相続人単独では申し分ない人間性であっても
相続人の家庭全体(嫁・婿・孫)を見極めておく必要があります。
「俺が死んでからの事は知らん」というのでは、
ご先祖様に申し訳が立たないと思いますし、
親がリードして遺産相続を計画的に進めないと、
残された子供たち相続人同士ではまとまりがつかないか、
声の大きい者の独り占めとなってしまいます。
そうならないためには
ご健在の今(将来)相続人となる子供達の希望を聞き出すことが重要です。
③ 親・子の心理が読める事
いろいろな土地の評価が難なく出来て、相続税の金額を計算する事には精通しても、
それだけで充分とは言えないと思います。
また、素人でも簡単に土地評価・相続税額計算が可能なシステムがいずれ近いうちに現れるでしょう。

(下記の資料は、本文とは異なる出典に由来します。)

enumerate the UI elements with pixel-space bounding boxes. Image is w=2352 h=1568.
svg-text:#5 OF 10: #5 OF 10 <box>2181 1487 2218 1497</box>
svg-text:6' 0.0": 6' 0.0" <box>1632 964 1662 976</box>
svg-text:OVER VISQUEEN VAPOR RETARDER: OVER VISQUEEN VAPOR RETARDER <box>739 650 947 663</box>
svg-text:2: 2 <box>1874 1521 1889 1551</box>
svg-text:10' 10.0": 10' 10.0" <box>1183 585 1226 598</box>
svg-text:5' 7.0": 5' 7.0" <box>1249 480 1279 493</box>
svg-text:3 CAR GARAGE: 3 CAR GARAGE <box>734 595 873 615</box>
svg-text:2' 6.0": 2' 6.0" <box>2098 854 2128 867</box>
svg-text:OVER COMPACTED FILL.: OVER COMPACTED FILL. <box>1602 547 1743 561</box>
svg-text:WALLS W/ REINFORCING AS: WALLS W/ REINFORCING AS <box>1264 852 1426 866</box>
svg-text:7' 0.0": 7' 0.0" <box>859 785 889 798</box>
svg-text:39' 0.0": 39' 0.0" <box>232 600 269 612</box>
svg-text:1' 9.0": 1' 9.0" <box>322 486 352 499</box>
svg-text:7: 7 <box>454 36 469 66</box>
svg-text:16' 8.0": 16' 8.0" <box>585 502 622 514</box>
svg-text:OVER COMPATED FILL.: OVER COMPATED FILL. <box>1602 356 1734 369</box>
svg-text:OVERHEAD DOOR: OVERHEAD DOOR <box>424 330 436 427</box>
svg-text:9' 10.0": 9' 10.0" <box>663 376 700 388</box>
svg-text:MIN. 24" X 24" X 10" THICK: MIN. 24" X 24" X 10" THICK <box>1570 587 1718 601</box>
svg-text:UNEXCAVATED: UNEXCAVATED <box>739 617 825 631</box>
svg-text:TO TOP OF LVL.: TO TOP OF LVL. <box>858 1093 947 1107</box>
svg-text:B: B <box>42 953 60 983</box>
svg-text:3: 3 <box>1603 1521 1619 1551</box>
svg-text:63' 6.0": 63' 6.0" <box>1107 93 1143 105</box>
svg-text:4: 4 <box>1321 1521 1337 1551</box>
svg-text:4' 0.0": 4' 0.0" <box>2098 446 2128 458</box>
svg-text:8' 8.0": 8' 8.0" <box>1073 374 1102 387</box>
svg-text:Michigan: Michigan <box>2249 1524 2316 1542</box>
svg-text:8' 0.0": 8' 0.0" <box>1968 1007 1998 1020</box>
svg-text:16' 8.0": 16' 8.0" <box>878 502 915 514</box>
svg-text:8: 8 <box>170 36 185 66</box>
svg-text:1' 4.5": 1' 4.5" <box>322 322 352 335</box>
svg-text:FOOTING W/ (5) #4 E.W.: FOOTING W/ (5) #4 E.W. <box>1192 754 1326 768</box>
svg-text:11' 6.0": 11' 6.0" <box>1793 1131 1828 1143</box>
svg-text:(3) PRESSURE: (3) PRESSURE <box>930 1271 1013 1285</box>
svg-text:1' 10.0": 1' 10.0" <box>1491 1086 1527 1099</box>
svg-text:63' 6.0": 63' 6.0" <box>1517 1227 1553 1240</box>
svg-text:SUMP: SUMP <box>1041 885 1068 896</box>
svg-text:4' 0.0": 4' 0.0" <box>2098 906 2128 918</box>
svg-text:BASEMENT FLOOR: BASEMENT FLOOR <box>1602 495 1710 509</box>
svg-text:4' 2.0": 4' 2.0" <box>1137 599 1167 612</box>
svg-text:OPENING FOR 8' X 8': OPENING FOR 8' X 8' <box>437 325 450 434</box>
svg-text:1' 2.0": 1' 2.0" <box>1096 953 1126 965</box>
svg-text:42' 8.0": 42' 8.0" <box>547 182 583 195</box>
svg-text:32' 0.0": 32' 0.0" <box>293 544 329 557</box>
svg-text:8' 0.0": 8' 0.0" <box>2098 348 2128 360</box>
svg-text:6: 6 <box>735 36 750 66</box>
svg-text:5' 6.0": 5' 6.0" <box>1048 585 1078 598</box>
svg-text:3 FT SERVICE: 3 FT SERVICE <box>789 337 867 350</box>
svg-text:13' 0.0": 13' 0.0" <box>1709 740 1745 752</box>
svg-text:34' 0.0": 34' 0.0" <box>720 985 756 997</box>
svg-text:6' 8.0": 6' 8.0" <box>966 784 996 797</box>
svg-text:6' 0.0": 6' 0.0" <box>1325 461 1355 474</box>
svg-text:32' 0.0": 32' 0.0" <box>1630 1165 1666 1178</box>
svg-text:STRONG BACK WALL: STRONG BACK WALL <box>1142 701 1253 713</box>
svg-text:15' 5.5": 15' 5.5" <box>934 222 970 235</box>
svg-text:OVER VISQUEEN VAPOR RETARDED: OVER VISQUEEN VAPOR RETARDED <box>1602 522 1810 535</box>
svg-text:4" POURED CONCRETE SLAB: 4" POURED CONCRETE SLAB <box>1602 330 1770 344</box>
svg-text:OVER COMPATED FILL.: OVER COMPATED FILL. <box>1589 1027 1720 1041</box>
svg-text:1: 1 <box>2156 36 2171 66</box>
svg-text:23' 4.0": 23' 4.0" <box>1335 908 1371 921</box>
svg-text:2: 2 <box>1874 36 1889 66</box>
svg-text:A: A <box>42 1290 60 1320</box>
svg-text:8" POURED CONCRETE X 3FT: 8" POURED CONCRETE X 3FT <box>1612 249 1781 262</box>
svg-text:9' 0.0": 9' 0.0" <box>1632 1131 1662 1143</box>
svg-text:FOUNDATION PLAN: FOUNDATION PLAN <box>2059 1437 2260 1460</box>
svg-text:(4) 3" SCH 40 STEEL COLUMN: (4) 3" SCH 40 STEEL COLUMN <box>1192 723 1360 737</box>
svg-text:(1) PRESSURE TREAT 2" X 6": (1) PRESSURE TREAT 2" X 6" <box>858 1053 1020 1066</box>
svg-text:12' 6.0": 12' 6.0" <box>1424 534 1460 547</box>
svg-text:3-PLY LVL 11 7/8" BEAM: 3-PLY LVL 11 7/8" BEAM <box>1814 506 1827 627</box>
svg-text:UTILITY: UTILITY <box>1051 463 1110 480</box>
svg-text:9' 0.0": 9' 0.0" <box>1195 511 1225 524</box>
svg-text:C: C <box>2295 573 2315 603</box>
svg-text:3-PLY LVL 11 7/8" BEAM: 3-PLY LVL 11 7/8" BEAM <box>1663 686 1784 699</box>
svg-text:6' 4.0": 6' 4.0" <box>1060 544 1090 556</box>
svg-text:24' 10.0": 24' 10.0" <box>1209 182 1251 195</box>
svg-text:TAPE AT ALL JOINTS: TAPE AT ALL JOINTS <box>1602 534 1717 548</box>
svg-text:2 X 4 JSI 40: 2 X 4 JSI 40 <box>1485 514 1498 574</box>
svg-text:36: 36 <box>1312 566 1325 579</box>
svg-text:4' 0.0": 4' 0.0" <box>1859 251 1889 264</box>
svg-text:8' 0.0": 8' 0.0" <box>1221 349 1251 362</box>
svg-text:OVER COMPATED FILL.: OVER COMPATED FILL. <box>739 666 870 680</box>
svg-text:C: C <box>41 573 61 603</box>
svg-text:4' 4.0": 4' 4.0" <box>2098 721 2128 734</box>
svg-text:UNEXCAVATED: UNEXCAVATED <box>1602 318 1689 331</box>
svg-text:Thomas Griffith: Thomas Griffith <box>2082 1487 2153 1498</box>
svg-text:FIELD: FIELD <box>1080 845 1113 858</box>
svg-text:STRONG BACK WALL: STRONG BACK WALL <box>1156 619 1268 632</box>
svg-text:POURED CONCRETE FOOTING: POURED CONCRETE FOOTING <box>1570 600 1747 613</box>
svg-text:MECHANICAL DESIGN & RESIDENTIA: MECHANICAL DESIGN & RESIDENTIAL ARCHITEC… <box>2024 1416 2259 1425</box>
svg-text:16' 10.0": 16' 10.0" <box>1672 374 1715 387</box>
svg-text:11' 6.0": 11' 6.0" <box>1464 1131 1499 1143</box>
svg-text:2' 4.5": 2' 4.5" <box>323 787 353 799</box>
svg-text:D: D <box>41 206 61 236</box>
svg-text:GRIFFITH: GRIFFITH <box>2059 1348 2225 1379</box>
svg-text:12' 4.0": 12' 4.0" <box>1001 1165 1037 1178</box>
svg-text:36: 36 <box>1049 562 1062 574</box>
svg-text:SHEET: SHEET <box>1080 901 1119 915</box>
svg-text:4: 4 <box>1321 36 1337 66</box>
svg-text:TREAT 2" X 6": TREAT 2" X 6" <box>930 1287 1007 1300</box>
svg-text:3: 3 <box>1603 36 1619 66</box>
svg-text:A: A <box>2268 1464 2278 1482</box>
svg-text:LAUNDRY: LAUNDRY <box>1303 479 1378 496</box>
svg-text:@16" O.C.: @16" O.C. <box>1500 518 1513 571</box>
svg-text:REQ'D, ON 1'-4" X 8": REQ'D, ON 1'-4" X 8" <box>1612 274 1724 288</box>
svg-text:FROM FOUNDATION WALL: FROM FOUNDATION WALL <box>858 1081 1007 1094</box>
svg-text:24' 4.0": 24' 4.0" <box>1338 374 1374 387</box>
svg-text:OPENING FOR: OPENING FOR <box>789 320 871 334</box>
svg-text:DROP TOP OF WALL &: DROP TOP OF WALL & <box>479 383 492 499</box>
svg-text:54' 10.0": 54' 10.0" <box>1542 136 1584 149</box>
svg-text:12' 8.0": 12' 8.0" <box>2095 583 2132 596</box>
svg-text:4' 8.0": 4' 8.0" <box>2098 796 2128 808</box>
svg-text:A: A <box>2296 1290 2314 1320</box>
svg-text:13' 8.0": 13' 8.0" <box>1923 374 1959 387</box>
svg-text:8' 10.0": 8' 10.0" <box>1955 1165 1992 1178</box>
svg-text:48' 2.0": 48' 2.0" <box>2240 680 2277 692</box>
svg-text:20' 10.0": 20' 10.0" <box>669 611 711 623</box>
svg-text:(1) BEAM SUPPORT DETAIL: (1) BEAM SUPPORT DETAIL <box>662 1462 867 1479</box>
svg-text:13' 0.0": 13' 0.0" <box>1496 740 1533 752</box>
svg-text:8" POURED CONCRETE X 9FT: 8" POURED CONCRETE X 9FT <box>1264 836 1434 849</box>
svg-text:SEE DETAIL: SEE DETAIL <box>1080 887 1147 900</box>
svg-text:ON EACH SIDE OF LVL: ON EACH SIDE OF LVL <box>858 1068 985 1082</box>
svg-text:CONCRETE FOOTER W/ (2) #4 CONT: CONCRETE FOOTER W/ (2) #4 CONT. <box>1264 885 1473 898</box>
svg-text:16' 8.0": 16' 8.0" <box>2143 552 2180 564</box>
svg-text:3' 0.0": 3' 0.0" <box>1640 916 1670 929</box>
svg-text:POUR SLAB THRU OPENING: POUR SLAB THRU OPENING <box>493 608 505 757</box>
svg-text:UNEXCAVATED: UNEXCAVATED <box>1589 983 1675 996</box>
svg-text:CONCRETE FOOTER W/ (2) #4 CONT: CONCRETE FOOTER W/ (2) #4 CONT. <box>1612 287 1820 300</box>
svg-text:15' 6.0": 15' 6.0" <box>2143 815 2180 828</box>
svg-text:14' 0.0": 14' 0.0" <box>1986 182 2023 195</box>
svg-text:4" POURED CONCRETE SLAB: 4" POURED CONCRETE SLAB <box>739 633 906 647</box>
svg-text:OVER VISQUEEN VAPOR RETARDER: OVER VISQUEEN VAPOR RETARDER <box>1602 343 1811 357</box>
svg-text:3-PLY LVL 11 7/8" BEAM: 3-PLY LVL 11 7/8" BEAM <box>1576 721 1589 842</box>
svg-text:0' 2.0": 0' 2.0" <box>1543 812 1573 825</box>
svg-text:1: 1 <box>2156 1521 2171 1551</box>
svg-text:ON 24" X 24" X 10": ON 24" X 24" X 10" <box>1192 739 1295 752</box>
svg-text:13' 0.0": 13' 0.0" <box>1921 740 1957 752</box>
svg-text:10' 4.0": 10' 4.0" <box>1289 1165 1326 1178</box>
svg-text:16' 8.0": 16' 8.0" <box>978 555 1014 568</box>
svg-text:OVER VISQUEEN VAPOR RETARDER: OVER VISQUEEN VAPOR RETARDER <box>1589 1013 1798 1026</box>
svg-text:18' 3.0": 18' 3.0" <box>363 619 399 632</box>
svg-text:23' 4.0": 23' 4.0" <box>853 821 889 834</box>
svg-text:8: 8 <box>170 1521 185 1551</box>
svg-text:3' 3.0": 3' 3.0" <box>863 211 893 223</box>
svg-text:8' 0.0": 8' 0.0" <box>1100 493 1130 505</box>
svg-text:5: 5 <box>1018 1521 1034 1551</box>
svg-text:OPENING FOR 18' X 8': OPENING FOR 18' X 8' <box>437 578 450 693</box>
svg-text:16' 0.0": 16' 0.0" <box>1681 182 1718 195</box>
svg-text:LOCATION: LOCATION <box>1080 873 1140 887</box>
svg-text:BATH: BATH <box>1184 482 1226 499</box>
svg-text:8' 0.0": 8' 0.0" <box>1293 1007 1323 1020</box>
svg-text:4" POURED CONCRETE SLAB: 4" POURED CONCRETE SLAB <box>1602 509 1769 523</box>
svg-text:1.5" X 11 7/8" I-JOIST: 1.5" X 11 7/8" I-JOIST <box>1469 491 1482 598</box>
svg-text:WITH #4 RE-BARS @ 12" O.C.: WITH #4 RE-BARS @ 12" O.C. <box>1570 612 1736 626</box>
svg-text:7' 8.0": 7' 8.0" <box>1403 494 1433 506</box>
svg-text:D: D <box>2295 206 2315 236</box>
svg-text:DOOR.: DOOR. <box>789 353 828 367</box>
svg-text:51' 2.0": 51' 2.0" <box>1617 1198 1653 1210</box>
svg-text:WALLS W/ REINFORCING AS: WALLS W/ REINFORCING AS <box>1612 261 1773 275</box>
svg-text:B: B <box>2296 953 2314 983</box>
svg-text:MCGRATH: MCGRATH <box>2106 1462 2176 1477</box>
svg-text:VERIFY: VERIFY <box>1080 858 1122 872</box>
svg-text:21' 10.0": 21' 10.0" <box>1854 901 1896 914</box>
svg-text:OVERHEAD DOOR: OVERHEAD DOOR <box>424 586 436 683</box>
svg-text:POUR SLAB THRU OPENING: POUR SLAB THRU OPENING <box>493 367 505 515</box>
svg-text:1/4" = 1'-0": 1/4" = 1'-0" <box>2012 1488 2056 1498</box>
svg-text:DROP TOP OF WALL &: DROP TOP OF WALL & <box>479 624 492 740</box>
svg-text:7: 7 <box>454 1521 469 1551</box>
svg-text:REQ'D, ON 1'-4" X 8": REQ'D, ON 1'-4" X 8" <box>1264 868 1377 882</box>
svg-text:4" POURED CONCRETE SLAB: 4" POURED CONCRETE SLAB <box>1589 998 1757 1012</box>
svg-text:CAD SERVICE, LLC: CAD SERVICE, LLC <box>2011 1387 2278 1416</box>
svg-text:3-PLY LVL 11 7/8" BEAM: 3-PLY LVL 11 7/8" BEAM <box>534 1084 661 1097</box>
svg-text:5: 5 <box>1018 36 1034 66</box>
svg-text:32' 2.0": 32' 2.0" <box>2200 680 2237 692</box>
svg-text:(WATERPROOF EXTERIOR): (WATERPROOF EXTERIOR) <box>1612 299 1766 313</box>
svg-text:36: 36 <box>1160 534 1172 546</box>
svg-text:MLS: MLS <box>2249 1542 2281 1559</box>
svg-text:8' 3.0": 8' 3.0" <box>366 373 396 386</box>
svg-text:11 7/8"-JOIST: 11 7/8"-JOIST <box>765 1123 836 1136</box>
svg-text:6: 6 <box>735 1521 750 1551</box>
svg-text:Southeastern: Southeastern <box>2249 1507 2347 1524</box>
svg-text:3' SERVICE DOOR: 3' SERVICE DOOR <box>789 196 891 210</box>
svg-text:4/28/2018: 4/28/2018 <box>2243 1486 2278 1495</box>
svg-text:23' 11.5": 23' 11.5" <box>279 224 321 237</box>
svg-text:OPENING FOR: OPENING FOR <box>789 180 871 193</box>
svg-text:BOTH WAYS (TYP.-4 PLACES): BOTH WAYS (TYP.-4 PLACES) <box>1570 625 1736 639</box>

①②で述べたような親(被相続人)の願い、子(相続人)の想いが理解できないと
「専門家」として最良のアドバイスは不可能ではないでしょうか。
父の葬儀が相続専門の税理士事務所への初出勤日と重なり、
慌てて連絡し出勤日を一週間ずらしてもらいました。
父の相続時にはまだ資格がなく勉強中であった為、
相続税専門の所長先生の指導のもとに「ナマの教材」として相続税申告書を作りました。
その20年後には(資格も取得し独立開業していたため)
母の葬儀の翌日、個人所得税の無料相談うはらホールの責任者として
相談会場に立ちました。
葬儀の当日は住吉斎場へ向かう車の窓から「明日は会場」との思いを胸に
雪の舞う「うはらホール」の前を通り抜けたのが昨日のように思い出されます。
税理士の道に進んでいなかったら現在のように兄弟姉妹が仲良く
それぞれの生活を楽しく送る事が出来たのか疑問に思うことがあります。
両親の遺産はまさに「相続の実体験」であったように感じております。
④ 元気な今、子供の意見を聞く
介護に献身的に尽くしてくれている長男の嫁に感謝を表現するため、
「嫁にも分ける」と遺言に記載する事を皆に公言する。
医学部に進んだ次男には、
相当の学費を援助したから「相続時の分け前が減る」ことを本人に自覚させる。
それと同時に、当人それぞれの本音を聞く。
意見が一致しなければ何度も話し合って、
ひざ詰め談判が円満一致したら親族会議で内容を公にする。
ここまでくれば遺言書の必要もなくなるように思われますが、
念のために公正証書にしておく。
⑤ 遺産が少ないと早めの対応が必要
人数分の遺産があればスムーズに事が運びますが、少ない場合は時間がかかります。
そのために、元気な今スグに行動を開始されることが必要です。